D.C. area power plants:
Deadly agreement

Oct 11, 2004

At the end of September, Mirant Corporation, the owner and operator of 27 power plants, agreed to put in pollution controls on four power plants around the Washington D.C. area, three in Maryland and one in Virginia. Virginia officials said they are happy about the corporation's agreement, but the results don't look so good to people living in the area. Mirant will only gradually reduce nitrogen oxide emissions from 45,000 tons per year to 16,000 tons per year. And they have another SIX years to do it. The emission control projects don't have to be finished until 2010!

Mirant's Chalk Point plant is 40 years old. Its emissions are estimated to have been responsible every year for 270 unnecessary deaths from heart attacks and lung disease, plus 7500 asthma attacks and 1400 additional emergency room visits.

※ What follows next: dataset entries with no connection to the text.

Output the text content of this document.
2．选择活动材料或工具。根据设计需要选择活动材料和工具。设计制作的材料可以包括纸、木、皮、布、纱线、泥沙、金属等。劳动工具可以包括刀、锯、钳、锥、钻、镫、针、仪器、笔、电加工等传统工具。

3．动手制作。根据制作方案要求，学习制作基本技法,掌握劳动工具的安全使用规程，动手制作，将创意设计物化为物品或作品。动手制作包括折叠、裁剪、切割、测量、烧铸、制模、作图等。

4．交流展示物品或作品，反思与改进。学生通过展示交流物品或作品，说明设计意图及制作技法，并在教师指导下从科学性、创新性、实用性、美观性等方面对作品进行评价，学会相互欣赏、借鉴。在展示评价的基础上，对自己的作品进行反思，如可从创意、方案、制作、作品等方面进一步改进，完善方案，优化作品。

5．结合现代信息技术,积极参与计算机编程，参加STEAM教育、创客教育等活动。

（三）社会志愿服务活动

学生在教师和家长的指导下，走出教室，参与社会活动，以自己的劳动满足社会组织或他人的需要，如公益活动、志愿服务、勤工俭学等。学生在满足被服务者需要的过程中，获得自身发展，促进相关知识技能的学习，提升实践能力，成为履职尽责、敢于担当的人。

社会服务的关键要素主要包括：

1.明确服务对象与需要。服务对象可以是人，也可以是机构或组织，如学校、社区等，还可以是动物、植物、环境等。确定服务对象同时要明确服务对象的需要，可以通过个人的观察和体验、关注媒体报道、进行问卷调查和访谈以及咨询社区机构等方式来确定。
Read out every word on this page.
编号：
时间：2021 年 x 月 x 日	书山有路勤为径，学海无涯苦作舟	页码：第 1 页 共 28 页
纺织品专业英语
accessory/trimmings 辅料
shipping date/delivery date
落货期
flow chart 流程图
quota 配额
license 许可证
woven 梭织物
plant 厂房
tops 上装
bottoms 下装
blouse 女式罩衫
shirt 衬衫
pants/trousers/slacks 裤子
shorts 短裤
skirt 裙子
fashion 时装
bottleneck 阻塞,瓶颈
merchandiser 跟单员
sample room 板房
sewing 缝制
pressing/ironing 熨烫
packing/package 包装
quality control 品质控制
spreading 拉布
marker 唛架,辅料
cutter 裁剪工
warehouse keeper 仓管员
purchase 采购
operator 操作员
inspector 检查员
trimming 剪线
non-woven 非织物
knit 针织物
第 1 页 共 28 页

The figures come from a 2002 study by health researchers at Harvard University, which Mirant, of course, disputes.

More than 30 years ago, during a period of increasing concern about the environment, angry protests led to Congress passing the Clean Air Act of 1970. But polluting companies continued to ignore it – until 1977 when congress made it legal to do so. The 1977 addition to the Clean Air Act allowed utility companies and other industrial corporations to put off installing pollution controls until they did "major" renovations. In some cases, corporations took newer facilities out of use and kept the old ones going – simply to avoid putting in pollution controls.

The officials who have now agreed to the new consent decree say not a word about who will pay for the new pollution controls. But consumers can get an idea from what Mirant did in the California electricity crisis of 2000-2001. California's attorney general brought suit to recover money, accusing Mirant of "unjustly profiting from rampant lying and fraud ... draining billions of dollars from California's economy and rate-payers."

How did Mirant respond? It found the perfect way to avoid paying a penny back to California or Maryland or Virginia electricity customers – it took itself into bankruptcy court.

So no one will be too surprised when there is another charge or an increased rate on area electric utility bills in Maryland and Virginia.

Grabbing our wallets while choking us to death – that's Mirant's game.